German Chancellor Angela Merkel, who has championed austerity in Europe, may soon embrace higher spending by her coalition government, The New York Times said.
After moving her own party, the Christian Democrats, to the left, in her third term as chancellor, Merkel's only coalition partner is the Social Democrats, the Times reported Saturday.
Germany has imposed tough austerity budgeting on eurozone partners that have required international bailouts.
Various political initiatives under discussion include establishing Germany's first minimum wage, spending on education and infrastructure projects, pension reform, higher government funding for child care, and higher taxes for the country's top income earners, the Times said.
That may anger Greeks, Spaniards, Portuguese and the Irish -- countries that have been forced to accept tough austerity budgets to meet German mandates in return for receiving international assistance -- much of which has come from Germany, whose economy is the largest in Europe.
Many economists have long said Germany must increase its domestic market to help balance out the wealth in Europe.

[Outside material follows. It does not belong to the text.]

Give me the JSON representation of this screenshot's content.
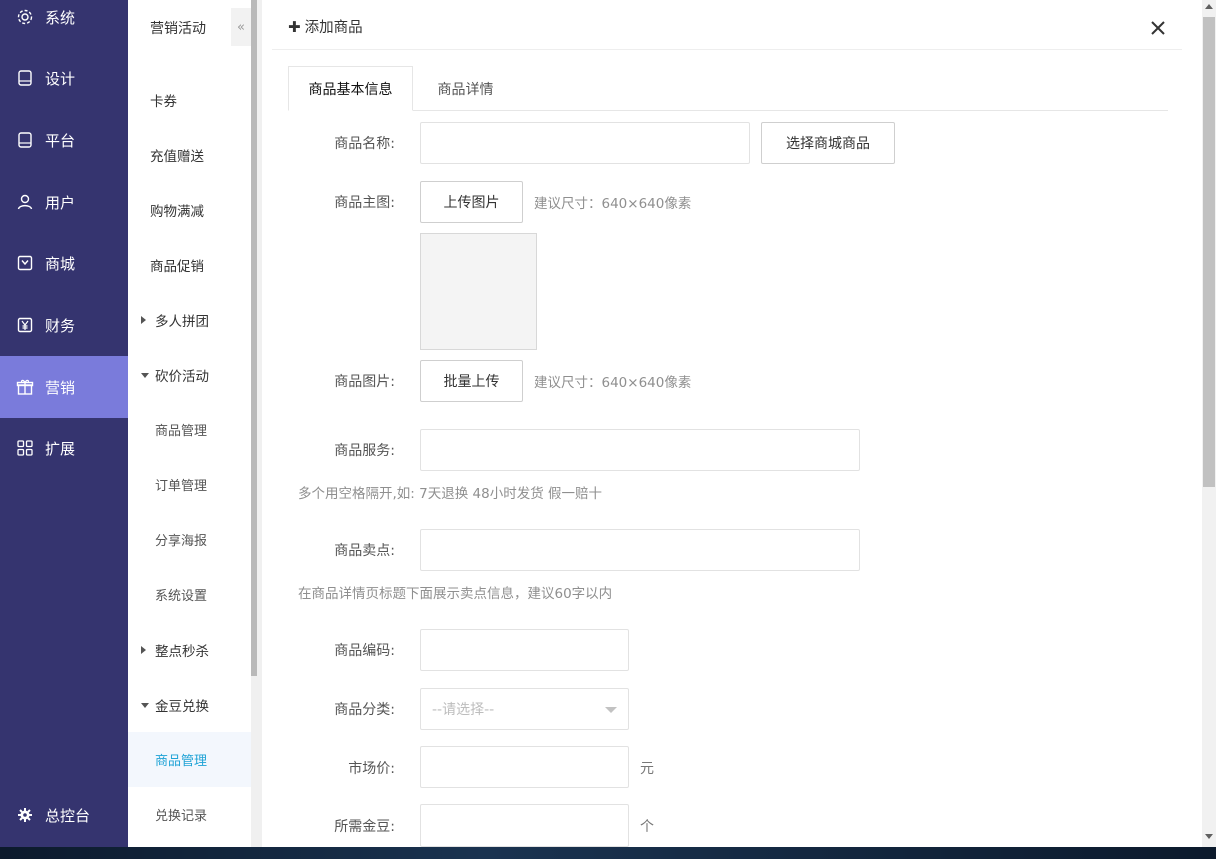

With Germany maintaining its position as the region's largest exporter with no reciprocal importing, "the imbalance in Europe will only increase," said Nils Diederich, a politics and social sciences professor at the Free University in Berlin.
"The Germans say to themselves, 'We are a family, and the other Europeans are distant relatives,'" said Jurgen Falter, a professor of political science at Johannes Gutenberg University Mainz.
"In a family, you stand together; distant relatives, you help when you can," he said.